Volume 53, Number 12 · July 13, 2006

The First Bolivarian Revolution

By J.H. Elliott
Simón Bolìvar: A Life
by John Lynch

Yale University Press, 349 pp., $35.00

'José Palacios, his oldest servant, found him floating naked with his eyes open in the purifying waters of his bath and thought he had drowned.' In the arresting opening sentence of his poignant novel The General in His Labyrinth, Gabriel Garcìa Márquez gives us our first glimpse of Simón Bolìvar as his servant found him in the early morning of May 8, 1830, the day on which he would leave Bogotá on the journey into exile that would end with his death, some seven months later, on a sugar plantation close to the Colombian port of Santa Marta. John Lynch, who is not a novelist but a historian, and a former professor of Latin American history at the University of London, starts his new life of Bolìvar almost as effectively: 'On 26 March 1812 a massive earthquake struck Venezuela.
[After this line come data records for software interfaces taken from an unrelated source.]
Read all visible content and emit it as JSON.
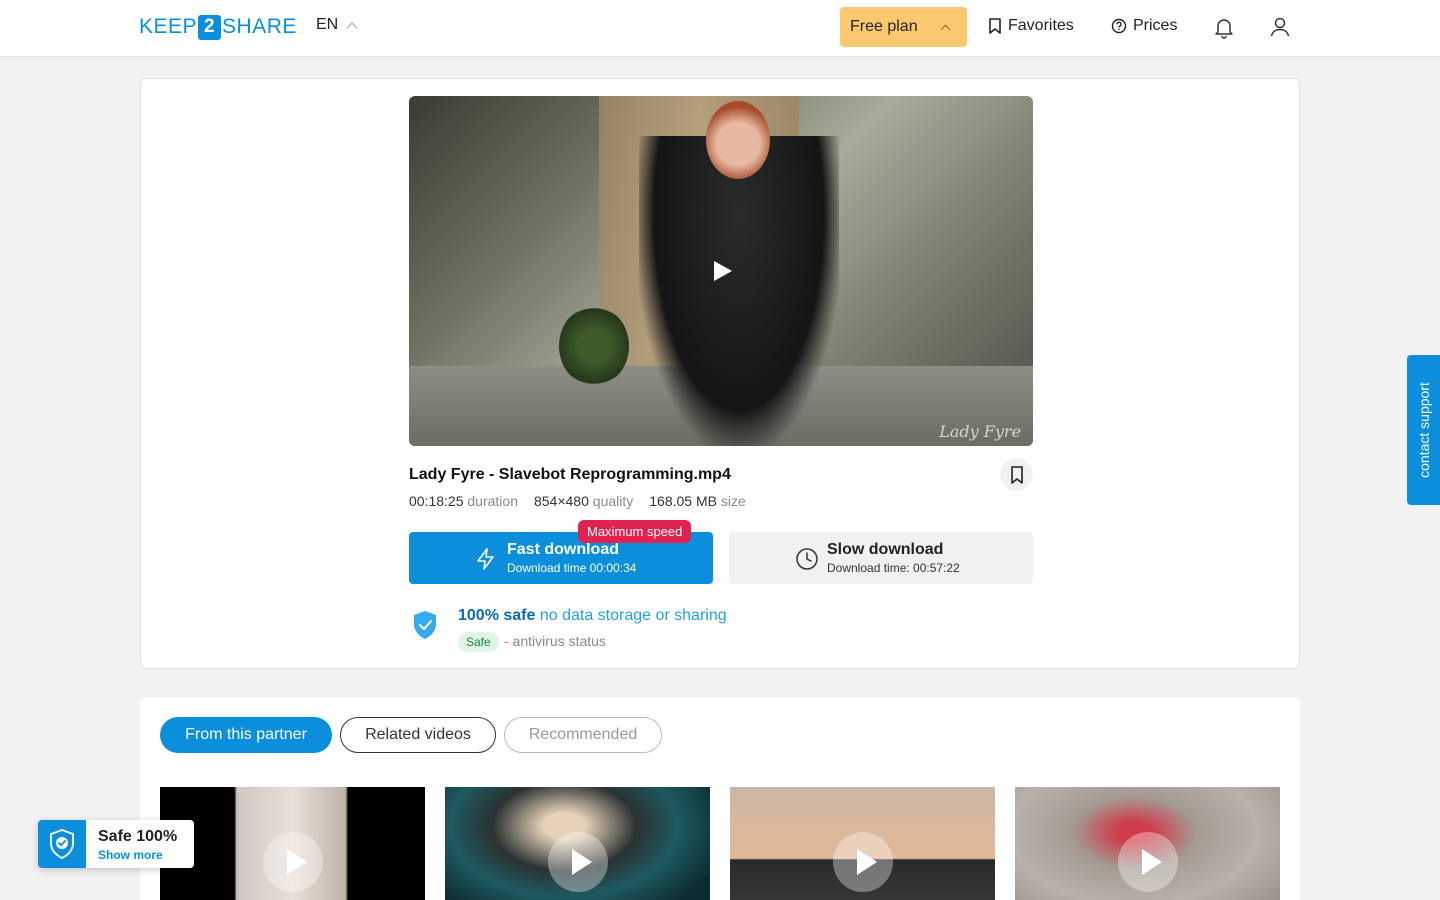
{
  "header": {
    "logo_left": "KEEP",
    "logo_mid": "2",
    "logo_right": "SHARE",
    "language": "EN",
    "plan_label": "Free plan",
    "favorites_label": "Favorites",
    "prices_label": "Prices"
  },
  "file": {
    "title": "Lady Fyre - Slavebot Reprogramming.mp4",
    "watermark": "Lady Fyre",
    "duration_value": "00:18:25",
    "duration_label": "duration",
    "quality_value": "854×480",
    "quality_label": "quality",
    "size_value": "168.05 MB",
    "size_label": "size"
  },
  "download": {
    "fast_label": "Fast download",
    "fast_time": "Download time 00:00:34",
    "fast_badge": "Maximum speed",
    "slow_label": "Slow download",
    "slow_time": "Download time: 00:57:22"
  },
  "safety": {
    "headline_strong": "100% safe",
    "headline_light": "no data storage or sharing",
    "badge": "Safe",
    "status": "- antivirus status"
  },
  "support": {
    "label": "contact support"
  },
  "tabs": [
    {
      "label": "From this partner",
      "active": true
    },
    {
      "label": "Related videos",
      "active": false
    },
    {
      "label": "Recommended",
      "active": false
    }
  ],
  "popup": {
    "title": "Safe 100%",
    "link": "Show more"
  },
  "colors": {
    "accent": "#0b8fdc",
    "plan": "#fcc86f",
    "badge": "#e0224f"
  }
}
From the Andes to the coast, from Mérida to La Guaira, the earth heaved and cracked, buildings crumbled and people perished in their thousands.' Lynch begins his book with his hero on the brink of an epic career; Garcìa Márquez begins his as it draws to its prolonged and painful close. In the eighteen intervening years not only Venezuela but all of Spanish America was struck by an earthquake—a human earthquake, whose name was Bolìvar.